The U.S. Humane Society goes on to explain how routine killing of wolves actually makes the problem worse. If one farm were to kill wolves, then the problem would shift to neighbors, where the wolves would hunt looking for an “easy meal.” A seven-year study in Idaho showed that using non-lethal deterrents put the sheep loss at the lowest in the state. At another farm, where the owner routinely killed wolves, losses of livestock were 3.5 times higher. On top of this, studies post 2014 conclude that while wolf populations are not hunted, livestock losses are even lower as adults train their pups to hunt “prefered, wild prey.” In 2017, livestock deaths totaled five confirmed kills due to wolves out of 50,000 total cattle, countering accusations of widespread loss. There are around 5,500 wolves in the US, with about 3,800 being spread across Michigan, Wisconsin, and Minnesota (US Humane Society 2018).

In May 2017, following wolves being removed from the Wyoming endangered species list in March, the U.S. court of appeals for D.C. was charged with deciding whether wolves should be removed from the national endangered list. In August 2017, the court upheld that the population needs to reach at least 4,000 in the northern states before the species can be removed, therefore shutting down the bill and upholding conservation methods.

In its ruling, the court stated that “more science and analysis to the administrative review of the status of wolves.” The wolf hunt and delisting of endangered species flies in the face of basic ecology.Removing a species disrupts the ecosystem, especially a large predator such as the wolf. The only reason for hunting is for sport, as wolves have no meat. The senseless killing of wolves for sport holds no real value or reason, and has severe consequences.

There is also evidence to suggest that wolves help the environment, as the court was referencing. Research has proved that wolves hunt weaker, sick deer and reduce the population to manageable numbers while keeping the deer population stronger each year. By killing ill deer, wolves prevent the spread of disease. By killing weak deer, they promote growth and more profitable deer hunting seasons and prevent overgrazing, protecting the grasses and forests.. By killing excess deer, they reduce vehicle-deer collisions (Federal Court 2017).
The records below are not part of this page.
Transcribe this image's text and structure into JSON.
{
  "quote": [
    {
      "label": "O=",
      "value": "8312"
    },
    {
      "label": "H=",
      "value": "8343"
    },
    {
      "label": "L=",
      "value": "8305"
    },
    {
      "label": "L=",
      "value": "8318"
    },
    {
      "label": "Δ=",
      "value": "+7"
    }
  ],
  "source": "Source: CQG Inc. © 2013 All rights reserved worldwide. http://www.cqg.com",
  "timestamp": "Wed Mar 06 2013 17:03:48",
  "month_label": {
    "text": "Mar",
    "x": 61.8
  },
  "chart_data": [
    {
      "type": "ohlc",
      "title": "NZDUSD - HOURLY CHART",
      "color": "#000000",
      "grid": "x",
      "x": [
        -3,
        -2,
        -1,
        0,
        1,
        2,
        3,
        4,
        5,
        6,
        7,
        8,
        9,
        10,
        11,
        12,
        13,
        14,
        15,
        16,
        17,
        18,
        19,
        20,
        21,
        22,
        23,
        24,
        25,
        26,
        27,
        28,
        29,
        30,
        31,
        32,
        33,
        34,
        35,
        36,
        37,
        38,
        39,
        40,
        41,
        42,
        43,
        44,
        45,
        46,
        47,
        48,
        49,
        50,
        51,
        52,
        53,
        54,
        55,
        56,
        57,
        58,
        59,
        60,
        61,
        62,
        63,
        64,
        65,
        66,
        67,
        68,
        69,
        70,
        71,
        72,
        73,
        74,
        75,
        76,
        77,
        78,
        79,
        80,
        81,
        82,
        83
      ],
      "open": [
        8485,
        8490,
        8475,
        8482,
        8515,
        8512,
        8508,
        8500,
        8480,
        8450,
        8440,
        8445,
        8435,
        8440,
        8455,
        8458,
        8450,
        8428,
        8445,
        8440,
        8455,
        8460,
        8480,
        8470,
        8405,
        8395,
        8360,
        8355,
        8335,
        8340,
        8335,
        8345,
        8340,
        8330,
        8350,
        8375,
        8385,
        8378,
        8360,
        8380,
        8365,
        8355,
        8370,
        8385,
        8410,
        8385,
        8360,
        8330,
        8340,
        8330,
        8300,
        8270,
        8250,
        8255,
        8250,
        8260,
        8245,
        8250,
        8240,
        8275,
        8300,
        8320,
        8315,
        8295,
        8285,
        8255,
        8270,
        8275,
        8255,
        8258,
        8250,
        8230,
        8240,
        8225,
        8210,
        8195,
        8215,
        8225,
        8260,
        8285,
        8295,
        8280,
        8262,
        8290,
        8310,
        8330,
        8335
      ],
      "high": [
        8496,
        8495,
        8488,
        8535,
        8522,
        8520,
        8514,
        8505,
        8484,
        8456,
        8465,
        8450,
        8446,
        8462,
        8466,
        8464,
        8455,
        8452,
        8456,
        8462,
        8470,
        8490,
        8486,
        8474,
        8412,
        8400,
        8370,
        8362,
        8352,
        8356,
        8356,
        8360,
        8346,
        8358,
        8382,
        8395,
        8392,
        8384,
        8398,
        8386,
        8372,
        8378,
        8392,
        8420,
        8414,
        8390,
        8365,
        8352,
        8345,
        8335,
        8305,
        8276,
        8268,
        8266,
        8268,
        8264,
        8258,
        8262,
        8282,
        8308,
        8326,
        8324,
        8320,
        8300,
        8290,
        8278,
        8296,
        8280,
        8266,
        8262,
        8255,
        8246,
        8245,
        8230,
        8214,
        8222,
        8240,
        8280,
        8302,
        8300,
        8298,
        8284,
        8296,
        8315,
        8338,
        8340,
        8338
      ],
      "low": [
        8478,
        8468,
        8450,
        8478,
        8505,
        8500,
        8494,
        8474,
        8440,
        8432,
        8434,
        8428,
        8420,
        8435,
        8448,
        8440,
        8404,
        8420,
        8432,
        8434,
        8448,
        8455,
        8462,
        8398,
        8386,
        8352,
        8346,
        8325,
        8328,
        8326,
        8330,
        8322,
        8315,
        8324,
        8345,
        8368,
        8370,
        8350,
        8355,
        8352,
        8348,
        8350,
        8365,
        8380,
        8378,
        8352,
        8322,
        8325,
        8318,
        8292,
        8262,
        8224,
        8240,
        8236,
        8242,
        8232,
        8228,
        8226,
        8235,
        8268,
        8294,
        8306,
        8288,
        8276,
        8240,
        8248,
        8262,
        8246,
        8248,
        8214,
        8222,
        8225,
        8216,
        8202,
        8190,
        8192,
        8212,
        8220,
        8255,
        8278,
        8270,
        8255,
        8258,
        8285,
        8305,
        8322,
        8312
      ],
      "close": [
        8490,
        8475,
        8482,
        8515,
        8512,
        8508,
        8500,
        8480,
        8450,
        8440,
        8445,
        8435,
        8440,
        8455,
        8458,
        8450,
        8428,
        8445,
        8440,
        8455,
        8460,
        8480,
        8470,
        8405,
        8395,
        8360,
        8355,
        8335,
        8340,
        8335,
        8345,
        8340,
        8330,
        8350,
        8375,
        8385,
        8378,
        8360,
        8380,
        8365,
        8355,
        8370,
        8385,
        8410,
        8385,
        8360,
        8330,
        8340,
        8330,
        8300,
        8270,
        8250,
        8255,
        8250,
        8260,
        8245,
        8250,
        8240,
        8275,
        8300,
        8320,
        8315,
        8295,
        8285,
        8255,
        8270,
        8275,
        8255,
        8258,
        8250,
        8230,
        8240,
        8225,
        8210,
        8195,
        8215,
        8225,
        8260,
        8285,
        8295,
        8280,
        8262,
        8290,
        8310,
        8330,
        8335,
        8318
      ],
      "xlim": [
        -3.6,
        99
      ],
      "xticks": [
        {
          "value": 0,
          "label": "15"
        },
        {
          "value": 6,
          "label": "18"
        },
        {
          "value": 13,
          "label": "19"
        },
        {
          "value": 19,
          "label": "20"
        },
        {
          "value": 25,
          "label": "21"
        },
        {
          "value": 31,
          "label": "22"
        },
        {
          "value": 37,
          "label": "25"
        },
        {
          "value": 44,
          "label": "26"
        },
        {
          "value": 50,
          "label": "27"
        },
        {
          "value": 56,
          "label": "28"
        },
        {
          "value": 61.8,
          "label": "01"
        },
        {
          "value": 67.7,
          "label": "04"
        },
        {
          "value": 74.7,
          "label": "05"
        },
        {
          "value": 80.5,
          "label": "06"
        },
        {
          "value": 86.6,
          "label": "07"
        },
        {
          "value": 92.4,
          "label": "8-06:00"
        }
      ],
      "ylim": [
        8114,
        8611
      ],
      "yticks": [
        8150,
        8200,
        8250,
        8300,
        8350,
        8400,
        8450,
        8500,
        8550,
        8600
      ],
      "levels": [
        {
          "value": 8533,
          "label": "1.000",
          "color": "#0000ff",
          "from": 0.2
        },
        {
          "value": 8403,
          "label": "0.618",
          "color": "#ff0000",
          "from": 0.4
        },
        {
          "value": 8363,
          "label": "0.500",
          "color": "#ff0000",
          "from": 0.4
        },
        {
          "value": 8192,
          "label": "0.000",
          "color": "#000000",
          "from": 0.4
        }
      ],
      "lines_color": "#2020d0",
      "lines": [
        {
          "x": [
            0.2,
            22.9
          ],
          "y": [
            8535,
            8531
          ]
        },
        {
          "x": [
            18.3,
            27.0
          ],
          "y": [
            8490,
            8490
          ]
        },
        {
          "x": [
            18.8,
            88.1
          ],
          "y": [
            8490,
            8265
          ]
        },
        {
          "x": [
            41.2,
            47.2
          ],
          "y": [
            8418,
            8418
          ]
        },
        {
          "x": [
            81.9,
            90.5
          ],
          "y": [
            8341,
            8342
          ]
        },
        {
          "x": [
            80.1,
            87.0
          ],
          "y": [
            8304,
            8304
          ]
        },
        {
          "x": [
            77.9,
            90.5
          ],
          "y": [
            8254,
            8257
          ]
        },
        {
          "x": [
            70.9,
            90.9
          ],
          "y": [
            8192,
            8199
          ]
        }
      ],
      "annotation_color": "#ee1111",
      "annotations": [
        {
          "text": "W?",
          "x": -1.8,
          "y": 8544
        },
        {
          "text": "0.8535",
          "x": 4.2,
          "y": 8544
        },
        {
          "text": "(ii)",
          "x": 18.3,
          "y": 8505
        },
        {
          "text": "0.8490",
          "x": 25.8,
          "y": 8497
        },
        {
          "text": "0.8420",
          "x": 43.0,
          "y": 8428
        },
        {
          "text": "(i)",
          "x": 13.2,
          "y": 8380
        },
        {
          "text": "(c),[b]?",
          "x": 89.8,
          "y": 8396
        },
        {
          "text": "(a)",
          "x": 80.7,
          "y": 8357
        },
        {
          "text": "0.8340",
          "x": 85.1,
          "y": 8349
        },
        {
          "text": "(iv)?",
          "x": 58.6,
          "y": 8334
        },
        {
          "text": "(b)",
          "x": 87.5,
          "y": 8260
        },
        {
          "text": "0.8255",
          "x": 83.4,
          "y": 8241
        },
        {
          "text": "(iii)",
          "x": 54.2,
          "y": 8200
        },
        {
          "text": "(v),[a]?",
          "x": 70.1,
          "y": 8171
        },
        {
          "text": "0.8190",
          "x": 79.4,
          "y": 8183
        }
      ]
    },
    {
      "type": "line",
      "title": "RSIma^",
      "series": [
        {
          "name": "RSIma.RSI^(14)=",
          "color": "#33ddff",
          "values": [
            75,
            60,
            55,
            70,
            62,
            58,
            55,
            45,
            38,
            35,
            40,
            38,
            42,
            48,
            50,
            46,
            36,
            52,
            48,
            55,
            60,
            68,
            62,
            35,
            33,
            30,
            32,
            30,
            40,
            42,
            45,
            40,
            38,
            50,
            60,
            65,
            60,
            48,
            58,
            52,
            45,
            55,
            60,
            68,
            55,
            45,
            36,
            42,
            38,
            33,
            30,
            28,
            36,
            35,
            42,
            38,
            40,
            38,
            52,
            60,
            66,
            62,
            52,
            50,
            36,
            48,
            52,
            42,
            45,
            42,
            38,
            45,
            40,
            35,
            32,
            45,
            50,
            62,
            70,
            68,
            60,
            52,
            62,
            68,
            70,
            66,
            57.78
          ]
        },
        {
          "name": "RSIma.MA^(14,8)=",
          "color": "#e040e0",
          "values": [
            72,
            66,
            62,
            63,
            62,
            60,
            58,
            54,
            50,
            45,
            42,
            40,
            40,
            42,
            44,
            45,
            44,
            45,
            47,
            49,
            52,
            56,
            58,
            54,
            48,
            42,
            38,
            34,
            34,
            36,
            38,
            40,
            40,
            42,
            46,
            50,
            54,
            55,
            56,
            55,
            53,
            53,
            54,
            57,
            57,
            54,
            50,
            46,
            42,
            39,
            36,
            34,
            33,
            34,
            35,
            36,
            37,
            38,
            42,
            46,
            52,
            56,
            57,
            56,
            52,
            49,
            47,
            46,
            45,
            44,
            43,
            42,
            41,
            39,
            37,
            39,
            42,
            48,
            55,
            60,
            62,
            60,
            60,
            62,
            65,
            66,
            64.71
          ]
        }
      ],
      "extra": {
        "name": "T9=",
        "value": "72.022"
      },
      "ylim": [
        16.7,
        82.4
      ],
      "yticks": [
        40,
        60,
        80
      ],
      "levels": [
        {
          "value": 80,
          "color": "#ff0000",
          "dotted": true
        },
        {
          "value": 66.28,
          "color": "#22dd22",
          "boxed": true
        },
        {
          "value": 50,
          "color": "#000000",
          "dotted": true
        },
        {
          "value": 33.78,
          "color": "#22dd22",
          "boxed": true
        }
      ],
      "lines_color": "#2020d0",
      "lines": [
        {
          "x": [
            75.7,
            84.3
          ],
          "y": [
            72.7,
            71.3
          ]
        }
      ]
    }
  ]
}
In September 2017, the SHARE (Sportsmen Heritage and Recreational Enhancement Act) was introduced to the House of Representatives, where it has been put on hold and has yet to be voted on. This act would take the power out of courts and federal government and put it in the state legislature where the lawmakers attempt to draft plans that fly directly against the wishes of the constituents, as clearly seen in the 2014 bill in Michigan.

All in all, wolf hunting has been a battle between lawmakers serving the interests of lobby groups such as the Safari Club International, against citizens and the court systems.  As seen with the referendum in Michigan of 2014, voters overwhelmingly disapprove of the hunting of wolves. The lack of a reason to hunt wolves other than for sport, and the fact that wolves benefit the ecosystem showcase the senselessness of the SHARE act and future legislation of similar stance. Lawmakers are supposed to be the voice of the people, not to completely ignore our voice on issues that would have serious repercussions.